Hansen saltó de su asiento y se quedó de pie. Un jadeo agitaba su pecho y sus labios entreabiertos.
El almirante, cogido por sorpresa, exclamó:
—¡Hombre! ¡Por la Galaxia! ¿Qué es esto? ¿Habla usted en serio?
—Siéntese, Hansen —dijo Lucky— y dígame si me equivoco en algo. Veamos cómo encaja todo; si estoy en un error, surgirá alguna contradicción. La historia comienza con el abordaje del Atlas por parte del capitán Antón, un hombre inteligente y capaz, aunque su mente haya sido insana. Desconfiaba de mí y de mi historia; así es que tomó una fotografía tridimensional de mí, y no le ha sido difícil hacerlo sin que yo me percatara, y la envió al Jefe, pidiendo instrucciones. El Jefe ha creído reconocerme y, por cierto, Hansen, que si usted es el Jefe, esto tendría sentido, porque en la realidad, al verme, usted me ha reconocido luego.
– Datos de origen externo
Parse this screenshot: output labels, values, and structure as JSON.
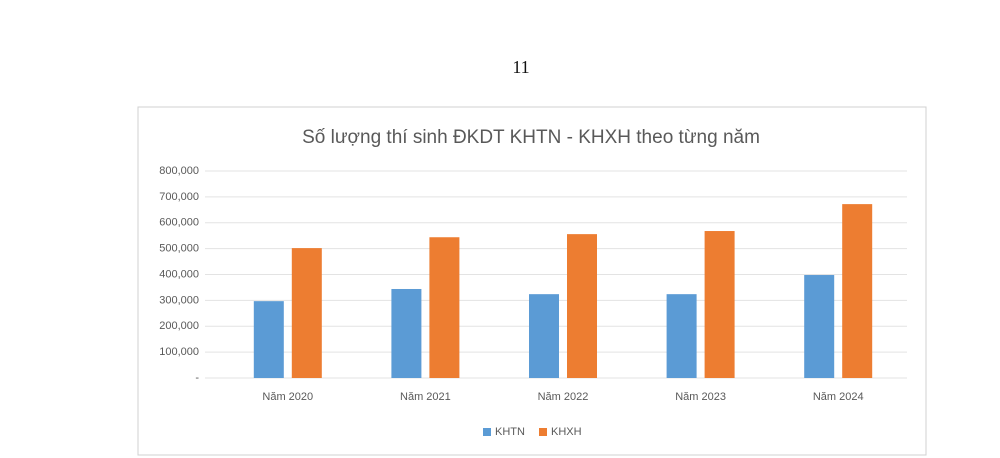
{
  "page_number": "11",
  "chart_data": {
    "type": "bar",
    "title": "Số lượng thí sinh ĐKDT KHTN - KHXH theo từng năm",
    "categories": [
      "Năm 2020",
      "Năm 2021",
      "Năm 2022",
      "Năm 2023",
      "Năm 2024"
    ],
    "series": [
      {
        "name": "KHTN",
        "color": "#5b9bd5",
        "values": [
          297000,
          344000,
          324000,
          324000,
          398000
        ]
      },
      {
        "name": "KHXH",
        "color": "#ed7d31",
        "values": [
          502000,
          544000,
          556000,
          568000,
          672000
        ]
      }
    ],
    "ylim": [
      0,
      800000
    ],
    "yticks": [
      {
        "value": 0,
        "label": "-"
      },
      {
        "value": 100000,
        "label": "100,000"
      },
      {
        "value": 200000,
        "label": "200,000"
      },
      {
        "value": 300000,
        "label": "300,000"
      },
      {
        "value": 400000,
        "label": "400,000"
      },
      {
        "value": 500000,
        "label": "500,000"
      },
      {
        "value": 600000,
        "label": "600,000"
      },
      {
        "value": 700000,
        "label": "700,000"
      },
      {
        "value": 800000,
        "label": "800,000"
      }
    ],
    "grid": true,
    "legend": "bottom"
  }
}
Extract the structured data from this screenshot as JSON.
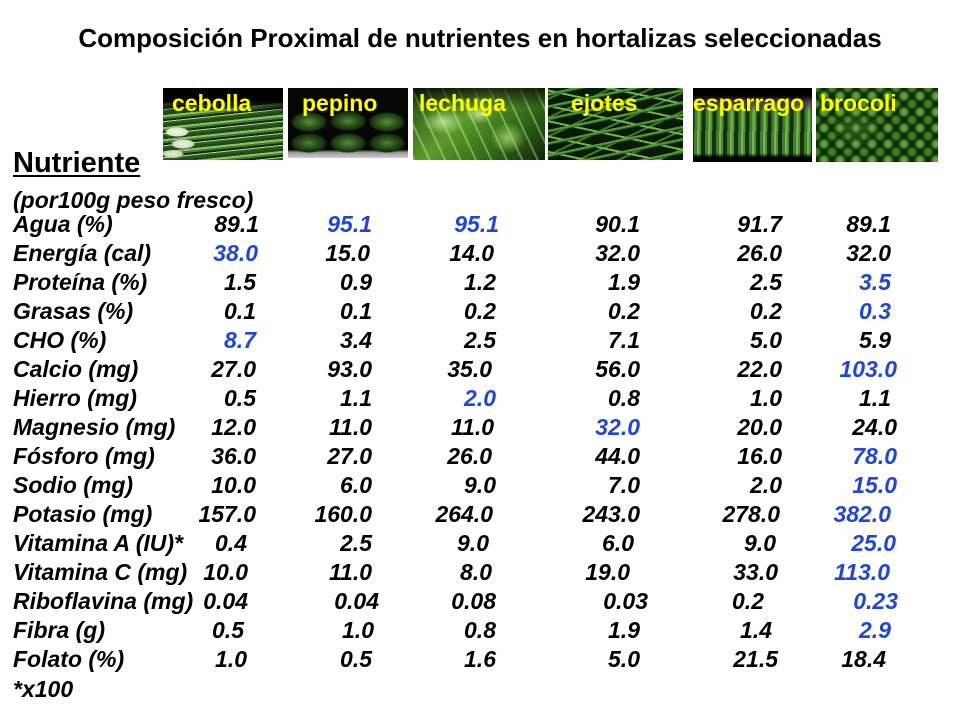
{
  "title": "Composición Proximal de nutrientes en hortalizas seleccionadas",
  "colors": {
    "background": "#ffffff",
    "text": "#000000",
    "highlight": "#2146d0",
    "vegetable_label": "#ffff00"
  },
  "vegetables": [
    "cebolla",
    "pepino",
    "lechuga",
    "ejotes",
    "esparrago",
    "brocoli"
  ],
  "table": {
    "header": "Nutriente",
    "subheader": "(por100g peso fresco)",
    "rows": [
      {
        "label": "Agua (%)",
        "values": [
          "89.1",
          "95.1",
          "95.1",
          "90.1",
          "91.7",
          "89.1"
        ],
        "highlight": [
          1,
          2
        ]
      },
      {
        "label": "Energía (cal)",
        "values": [
          "38.0",
          "15.0",
          "14.0",
          "32.0",
          "26.0",
          "32.0"
        ],
        "highlight": [
          0
        ]
      },
      {
        "label": "Proteína (%)",
        "values": [
          "1.5",
          "0.9",
          "1.2",
          "1.9",
          "2.5",
          "3.5"
        ],
        "highlight": [
          5
        ]
      },
      {
        "label": "Grasas (%)",
        "values": [
          "0.1",
          "0.1",
          "0.2",
          "0.2",
          "0.2",
          "0.3"
        ],
        "highlight": [
          5
        ]
      },
      {
        "label": "CHO (%)",
        "values": [
          "8.7",
          "3.4",
          "2.5",
          "7.1",
          "5.0",
          "5.9"
        ],
        "highlight": [
          0
        ]
      },
      {
        "label": "Calcio (mg)",
        "values": [
          "27.0",
          "93.0",
          "35.0",
          "56.0",
          "22.0",
          "103.0"
        ],
        "highlight": [
          5
        ]
      },
      {
        "label": "Hierro (mg)",
        "values": [
          "0.5",
          "1.1",
          "2.0",
          "0.8",
          "1.0",
          "1.1"
        ],
        "highlight": [
          2
        ]
      },
      {
        "label": "Magnesio (mg)",
        "values": [
          "12.0",
          "11.0",
          "11.0",
          "32.0",
          "20.0",
          "24.0"
        ],
        "highlight": [
          3
        ]
      },
      {
        "label": "Fósforo (mg)",
        "values": [
          "36.0",
          "27.0",
          "26.0",
          "44.0",
          "16.0",
          "78.0"
        ],
        "highlight": [
          5
        ]
      },
      {
        "label": "Sodio (mg)",
        "values": [
          "10.0",
          "6.0",
          "9.0",
          "7.0",
          "2.0",
          "15.0"
        ],
        "highlight": [
          5
        ]
      },
      {
        "label": "Potasio (mg)",
        "values": [
          "157.0",
          "160.0",
          "264.0",
          "243.0",
          "278.0",
          "382.0"
        ],
        "highlight": [
          5
        ]
      },
      {
        "label": "Vitamina A (IU)*",
        "values": [
          "0.4",
          "2.5",
          "9.0",
          "6.0",
          "9.0",
          "25.0"
        ],
        "highlight": [
          5
        ]
      },
      {
        "label": "Vitamina C (mg)",
        "values": [
          "10.0",
          "11.0",
          "8.0",
          "19.0",
          "33.0",
          "113.0"
        ],
        "highlight": [
          5
        ]
      },
      {
        "label": "Riboflavina (mg)",
        "values": [
          "0.04",
          "0.04",
          "0.08",
          "0.03",
          "0.2",
          "0.23"
        ],
        "highlight": [
          5
        ]
      },
      {
        "label": "Fibra (g)",
        "values": [
          "0.5",
          "1.0",
          "0.8",
          "1.9",
          "1.4",
          "2.9"
        ],
        "highlight": [
          5
        ]
      },
      {
        "label": "Folato (%)",
        "values": [
          "1.0",
          "0.5",
          "1.6",
          "5.0",
          "21.5",
          "18.4"
        ],
        "highlight": []
      }
    ],
    "footnote": "*x100"
  }
}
»El Jefe envía un mensaje que ordena mi muerte. Para Antón era un espectáculo divertido que yo me enfrentara con Dingo en un duelo con pistolas impelentes. Dingo tenía instrucciones precisas: debía matarme. Antón lo ha reconocido en nuestra última conversación. Luego, a mi regreso y porque Antón me había dado su palabra de aceptarme a prueba dentro de la organización si sobrevivía, usted se ha visto obligado a hacerse cargo de la situación por sí mismo. Entonces he sido enviado a su roca.
Hansen estalló:
—¡Todo eso es una locura! Yo no le he hecho ningún daño, le he salvado, le llevé a Ceres.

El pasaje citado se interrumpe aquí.